No se destaca porque es una buena noticia. Silenciosamente, Europa acaba de salvar el peligro de abocarse a una nueva recesión. Justo cuando la eurozona encara la ardua andadura para dotarse de una capacidad presupuestaria, afianza el otro gran cañón anticrisis, la política monetaria.

Esa es la lectura que merece la sentencia del Tribunal de Justicia de la UE (TJUE) del día 11, avalando la expansión monetaria (quantitative easing) mediante la compra de bonos públicos (programa PSPP) que lanzó el Banco Central Europeo (BCE) de Mario Draghi en 2015.

Para evaluar el alcance de la decisión basta explorar qué habría ocurrido de haber sido la contraria. Manejemos la hipótesis de que solo hubiera tenido efectos a futuro. Porque hacia las operaciones pasadas habría sido inimaginable. Desde 2008, el BCE ha triplicado su balance, y desde 2011 lo ha más que duplicado, hasta 4,6 billones de euros. Billones (procedentes en buena parte de este programa) que contrarrestaron la Gran Recesión; dinamizaron el anémico crecimiento consiguiente, y han impulsado los últimos 22 trimestres de alza continua del PIB.

Ese dinero está ahí, en las venas de la economía. Y aunque el Banco Central acaba de poner término a las nuevas compras de bonos (primero fueron a ritmo de 60.000 millones mensuales; luego, 30.000, y últimamente, 15.000), la cuantía de la inversión realizada se renovará, al vencimiento de cada bono adquirido.

Si el TJUE hubiese declarado ilegal el programa, habría guillotinado esa renovación automática de la inversión. Con el resultado, desde ahora, del aumento exponencial de la factura de las deudas públicas nacionales que el BCE había incorporado a su balance.

Un extracoste que habría que financiar vía presupuestos, provocando la compresión de otros gastos (recortes) o alzas impositivas generalizadas para poder financiarlo. El crash económico resultante no lo descuenta ningún cuento de la bruja, sino la memoria.

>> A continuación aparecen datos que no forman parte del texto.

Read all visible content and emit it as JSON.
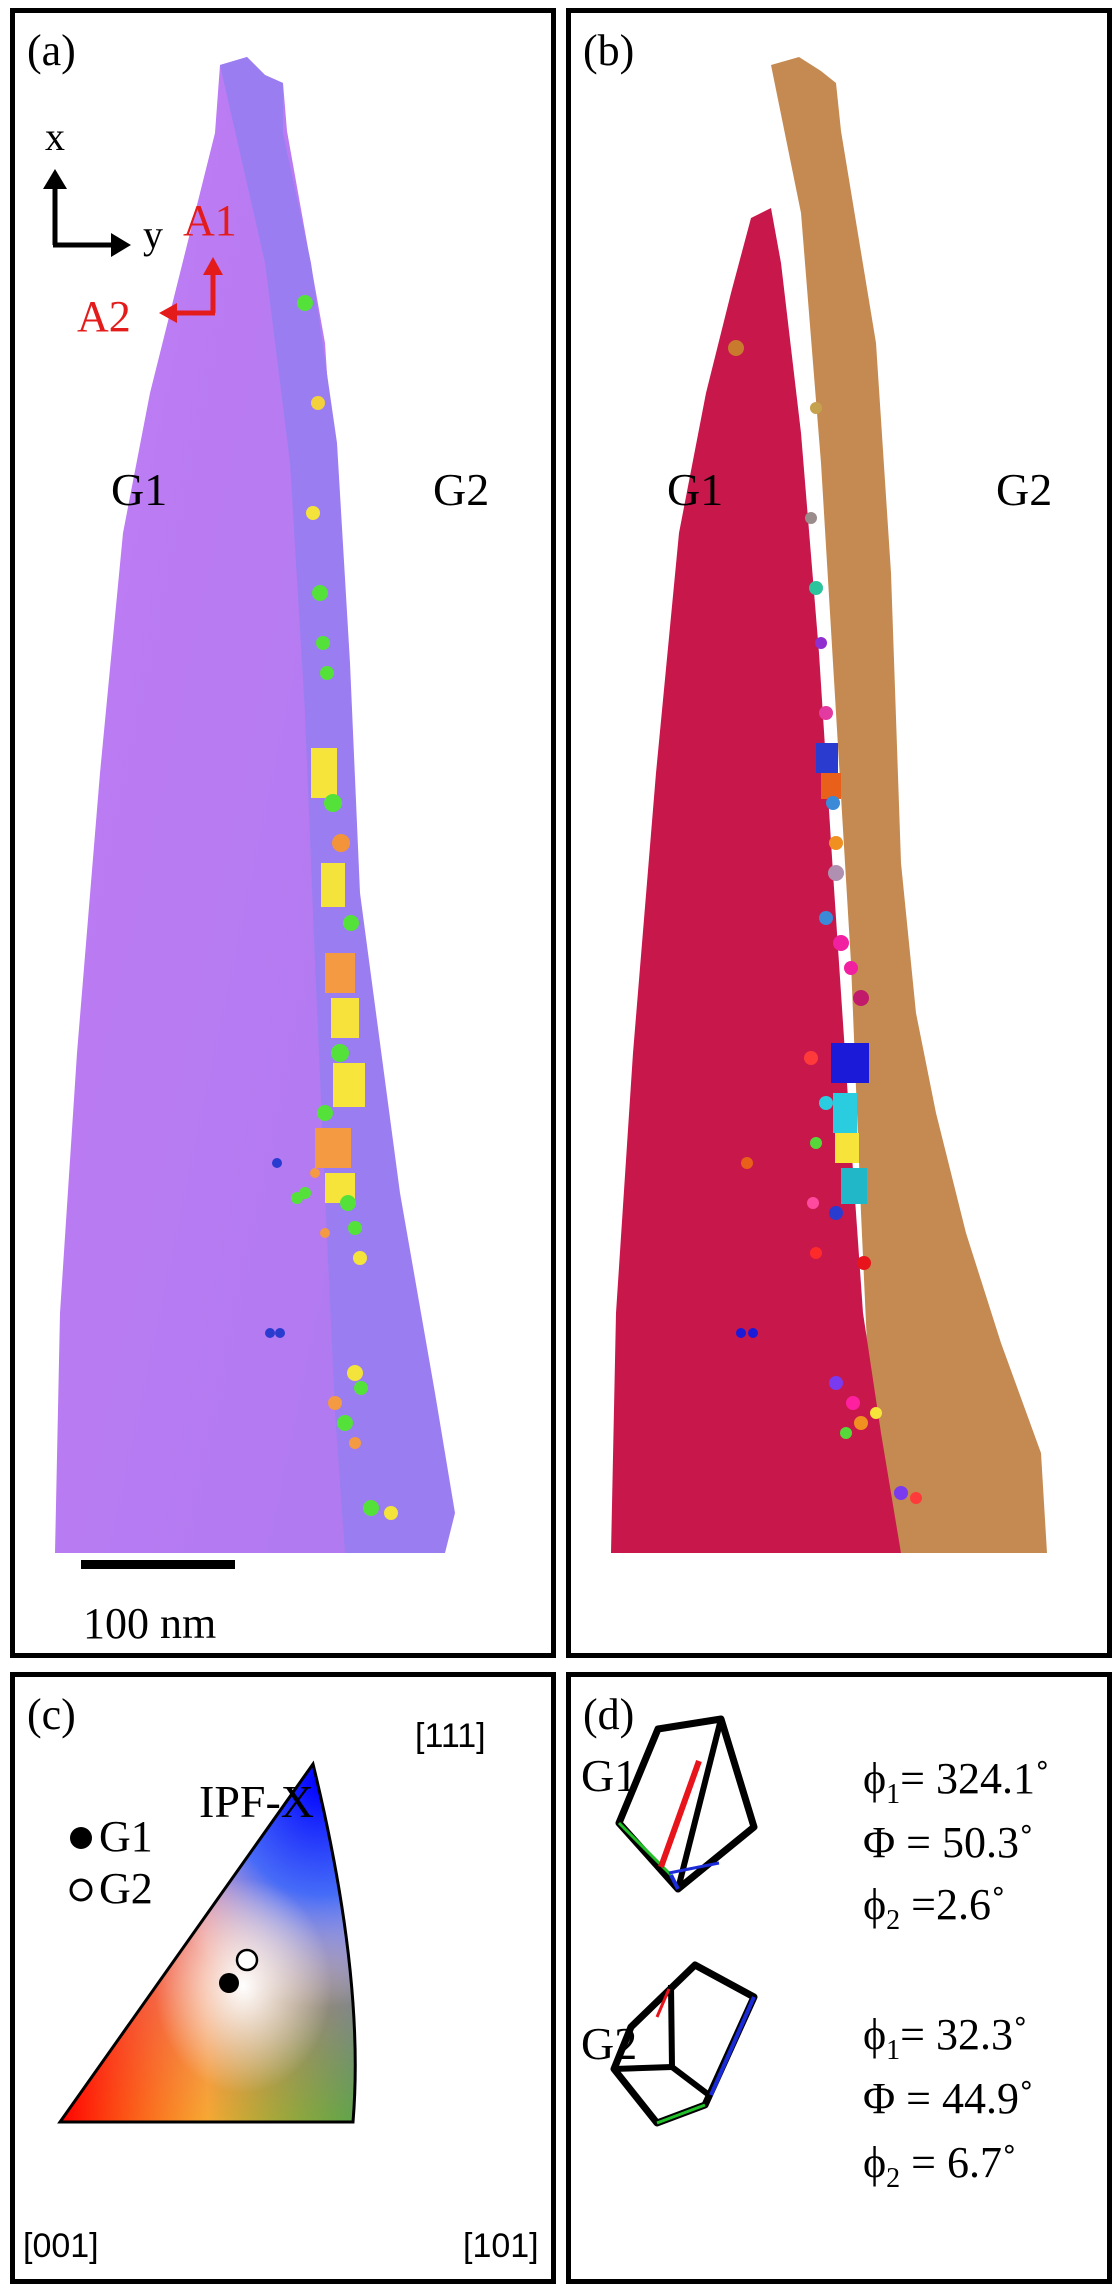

Dos pequeñas medidas restrictivas en la política monetaria de Fráncfort —en aquellos casos, los inoportunos aumentos de los tipos de interés— dispararon los efectos devastadores de la Gran Recesión: en 2008, justo en sus albores, y en 2011, cuando contribuyó con otros factores a su repunte, la temida recesión en W.

La trascendencia más prospectiva es a largo plazo. La sentencia deja intacta, e inatacable jurídicamente, la disponibilidad de la única gran medida a nivel comunitario, la expansión monetaria, de la que la UE pudo echar mano para salvar la Gran Recesión, y cuya eficacia está experimentada y afinada: su reposición puede dictarse casi automáticamente.

Eso no significa que persista la pasada soledad de la política monetaria ante las crisis. La caja de herramientas se ha ampliado (los fondos de rescate, la mayor flexibilidad fiscal, la aún incompleta unión bancaria, la nueva regulación financiera…). Pero la máquina de imprimir billetes en serie es incomparable en su rapidez, autonomía y efectividad inmediata.

Tampoco es menor el hecho de que esta sentencia, junto a la del caso Gauweiler (que validó el programa de apoyo OMT a los países vulnerables anunciado en 2012 por Draghi con sus palabras mágicas: “Haré todo lo que pueda para salvar al euro”) consagra una lectura amplia, rica y progresista de las posibilidades que el Tratado de la Unión ofrece a la actuación de la banca central.

Que es la contraria de la reduccionista, mezquina y reaccionaria con la que el Bundesbank quiso teñir al BCE desde antes de su fundación. No en vano, uno de los más implacables críticos de Draghi, y enemigo declarado de la ampliación de su programa de expansión fue, hasta tiempo tan cercano como 2016, el entonces ministro de Finanzas alemán, Wolfgang Schaüble. Auf wiedersehen!